The Link Between Fiber and Inflammation
A few studies have found that people who eat high fiber diets have lower C-reactive protein (CRP) levels in their blood. CRP is a marker of inflammation that’s been linked to diseases like rheumatoid arthritis (RA), heart disease and diabetes. A fiber-rich diet may help reduce inflammation by lowering body weight. High-fiber foods also feed beneficial bacteria living in the gut, which then release substances that help lower levels of inflammation body-wide. Lower inflammation may have to do less with the fiber itself than with healthy plant chemicals called phytonutrients found in fiber-rich fruits, vegetables and whole grains.
The European Journal of Clinical Nutrition reported 25-54 % lower CRP levels in people who not only ate a high-fiber diet, but who also lost weight and ate more healthy monounsaturated and polyunsaturated fats. In another study, men who ate more fruits and vegetables, going from two servings to eight per day, lowered their CRP levels by one-third. The researchers say the drop was mainly due to eating foods rich in carotenoids- antioxidants that give carrots and oranges their bright color.
Maximizing Your Daily Fiber Intake
Just how much fiber do you need to get the maximum health benefit? Guidelines recommend 20 to 35 grams per day, including both soluble and insoluble fiber (most Americans get just 14 grams daily).
If you’ve been lax about fiber in the past, increase it gradually in your diet. Going straight from 0 to 35 grams a day could lead to uncomfortable symptoms like gas and bloating. And don’t forget to drink plenty of water, it helps the fiber work more effectively.
A small percentage of people need to watch the type of fiber-rich foods they eat. Gluten- a protein found in wheat and other grains- may actually set off inflammation. If gluten sensitivity is a concern, talk to your provider about getting tested for Celiac disease or a wheat allergy and switch to other high-fiber foods instead.
Aim For Variety
The best dietary approach to help our immune systems function better, and help reduce chronic inflammation, is to cut out the bad inflammatory foods and adopt a high fiber/anti-inflammatory one.

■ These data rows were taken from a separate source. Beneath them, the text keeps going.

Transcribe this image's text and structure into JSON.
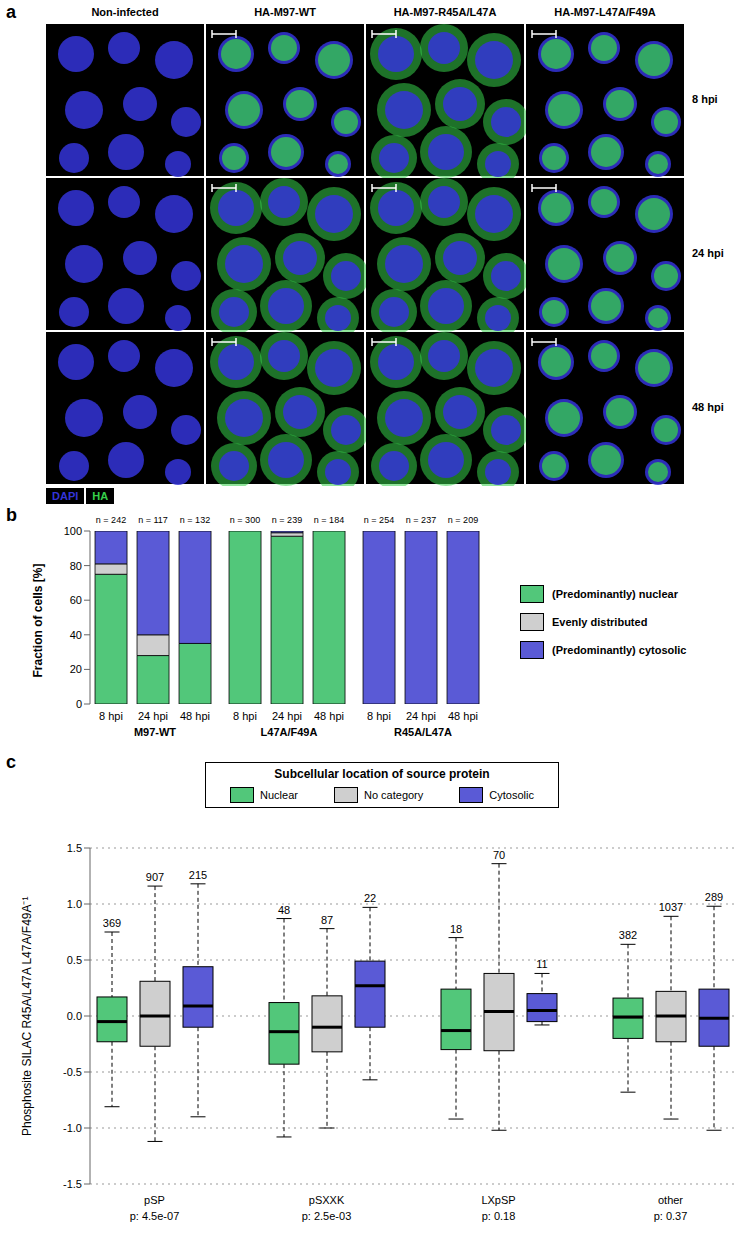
{
  "image_grid": {
    "panel_label": "a",
    "columns": [
      "Non-infected",
      "HA-M97-WT",
      "HA-M97-R45A/L47A",
      "HA-M97-L47A/F49A"
    ],
    "rows": [
      "8 hpi",
      "24 hpi",
      "48 hpi"
    ],
    "channels": [
      {
        "name": "DAPI",
        "color": "#3434d8"
      },
      {
        "name": "HA",
        "color": "#36d04a"
      }
    ]
  },
  "chart_data": [
    {
      "panel_label": "b",
      "type": "bar",
      "stacked": true,
      "ylabel": "Fraction of cells [%]",
      "ylim": [
        0,
        100
      ],
      "yticks": [
        0,
        20,
        40,
        60,
        80,
        100
      ],
      "series": [
        {
          "name": "(Predominantly) nuclear",
          "color": "#52c77a"
        },
        {
          "name": "Evenly distributed",
          "color": "#cfcfcf"
        },
        {
          "name": "(Predominantly) cytosolic",
          "color": "#5a5ad6"
        }
      ],
      "groups": [
        {
          "name": "M97-WT",
          "categories": [
            "8 hpi",
            "24 hpi",
            "48 hpi"
          ],
          "n_labels": [
            "n = 242",
            "n = 117",
            "n = 132"
          ],
          "values": [
            [
              75,
              28,
              35
            ],
            [
              6,
              12,
              0
            ],
            [
              19,
              60,
              65
            ]
          ]
        },
        {
          "name": "L47A/F49A",
          "categories": [
            "8 hpi",
            "24 hpi",
            "48 hpi"
          ],
          "n_labels": [
            "n = 300",
            "n = 239",
            "n = 184"
          ],
          "values": [
            [
              100,
              97,
              100
            ],
            [
              0,
              2,
              0
            ],
            [
              0,
              1,
              0
            ]
          ]
        },
        {
          "name": "R45A/L47A",
          "categories": [
            "8 hpi",
            "24 hpi",
            "48 hpi"
          ],
          "n_labels": [
            "n = 254",
            "n = 237",
            "n = 209"
          ],
          "values": [
            [
              0,
              0,
              0
            ],
            [
              0,
              0,
              0
            ],
            [
              100,
              100,
              100
            ]
          ]
        }
      ]
    },
    {
      "panel_label": "c",
      "type": "box",
      "legend_title": "Subcellular location of source protein",
      "ylabel": "Phosphosite SILAC R45A/L47A L47A/F49A⁻¹",
      "ylim": [
        -1.5,
        1.5
      ],
      "yticks": [
        -1.5,
        {
          "value": -1,
          "label": "-1.0"
        },
        -0.5,
        {
          "value": 0,
          "label": "0.0"
        },
        0.5,
        {
          "value": 1,
          "label": "1.0"
        },
        1.5
      ],
      "grid": true,
      "series": [
        {
          "name": "Nuclear",
          "color": "#52c77a"
        },
        {
          "name": "No category",
          "color": "#cfcfcf"
        },
        {
          "name": "Cytosolic",
          "color": "#5a5ad6"
        }
      ],
      "groups": [
        {
          "name": "pSP",
          "p_label": "p: 4.5e-07",
          "boxes": [
            {
              "whisker_low": -0.81,
              "q1": -0.23,
              "median": -0.05,
              "q3": 0.17,
              "whisker_high": 0.75,
              "n": 369
            },
            {
              "whisker_low": -1.12,
              "q1": -0.27,
              "median": 0.0,
              "q3": 0.31,
              "whisker_high": 1.16,
              "n": 907
            },
            {
              "whisker_low": -0.9,
              "q1": -0.1,
              "median": 0.09,
              "q3": 0.44,
              "whisker_high": 1.18,
              "n": 215
            }
          ]
        },
        {
          "name": "pSXXK",
          "p_label": "p: 2.5e-03",
          "boxes": [
            {
              "whisker_low": -1.08,
              "q1": -0.43,
              "median": -0.14,
              "q3": 0.12,
              "whisker_high": 0.87,
              "n": 48
            },
            {
              "whisker_low": -1.0,
              "q1": -0.32,
              "median": -0.1,
              "q3": 0.18,
              "whisker_high": 0.78,
              "n": 87
            },
            {
              "whisker_low": -0.57,
              "q1": -0.1,
              "median": 0.27,
              "q3": 0.49,
              "whisker_high": 0.97,
              "n": 22
            }
          ]
        },
        {
          "name": "LXpSP",
          "p_label": "p: 0.18",
          "boxes": [
            {
              "whisker_low": -0.92,
              "q1": -0.3,
              "median": -0.13,
              "q3": 0.24,
              "whisker_high": 0.7,
              "n": 18
            },
            {
              "whisker_low": -1.02,
              "q1": -0.31,
              "median": 0.04,
              "q3": 0.38,
              "whisker_high": 1.36,
              "n": 70
            },
            {
              "whisker_low": -0.08,
              "q1": -0.05,
              "median": 0.05,
              "q3": 0.2,
              "whisker_high": 0.38,
              "n": 11
            }
          ]
        },
        {
          "name": "other",
          "p_label": "p: 0.37",
          "boxes": [
            {
              "whisker_low": -0.68,
              "q1": -0.2,
              "median": -0.01,
              "q3": 0.16,
              "whisker_high": 0.64,
              "n": 382
            },
            {
              "whisker_low": -0.92,
              "q1": -0.23,
              "median": 0.0,
              "q3": 0.22,
              "whisker_high": 0.89,
              "n": 1037
            },
            {
              "whisker_low": -1.02,
              "q1": -0.27,
              "median": -0.02,
              "q3": 0.24,
              "whisker_high": 0.98,
              "n": 289
            }
          ]
        }
      ]
    }
  ]
}
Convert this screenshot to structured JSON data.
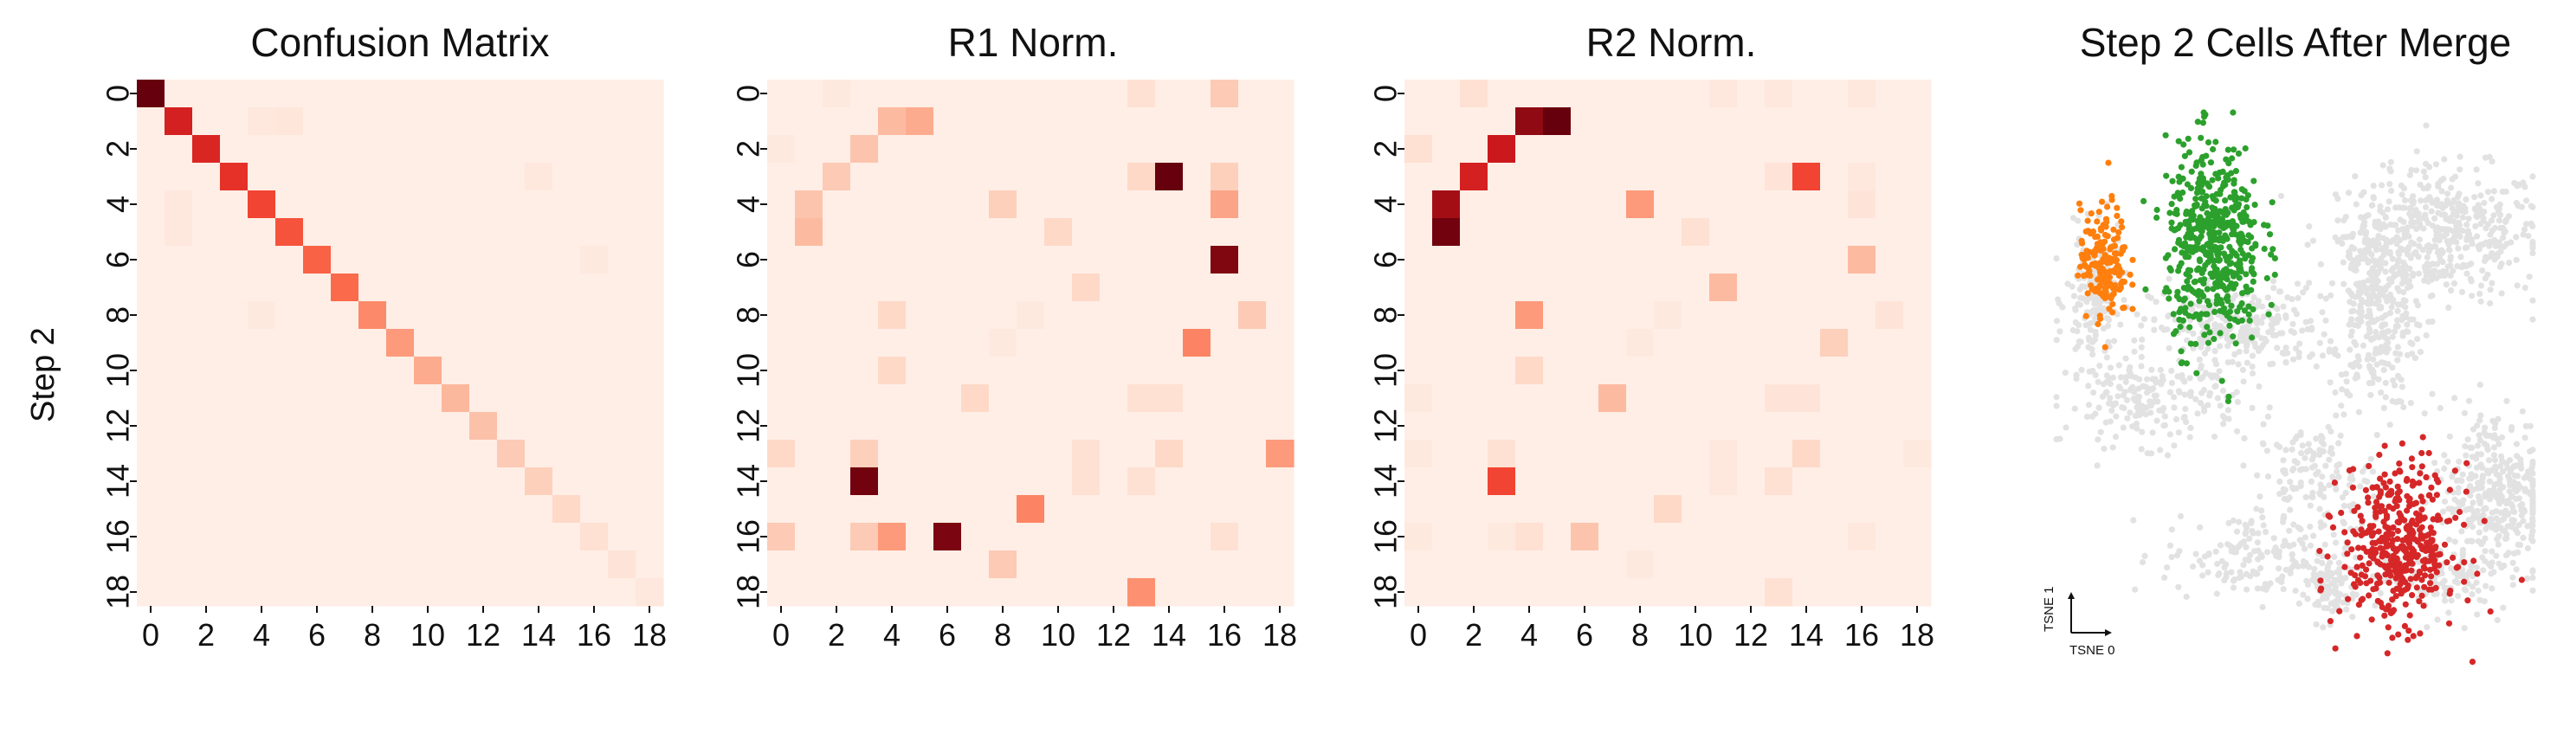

Many of the bad foods are processed “junk” foods with low nutritional value, including soda and those that contain simple sugars like high-fructose corn syrup, processed meat, and white bread, white pasta, and other foods high in refined carbohydrates.
- Half your plate should be filled with whole grains like whole-wheat bread, whole-grain pasta, and brown rice, along with healthy proteins, such as fish, poultry, beans, and nuts.
- The other half should be mostly vegetables along with some fruit.
- Always use healthy oils like olive and canola oils instead of butter or other flavorings.
Diet is not a quick-fix, but over time it has incredible potential to help manage and even prevent inflammation, which can be a life saver for those of us suffering from chronic pain.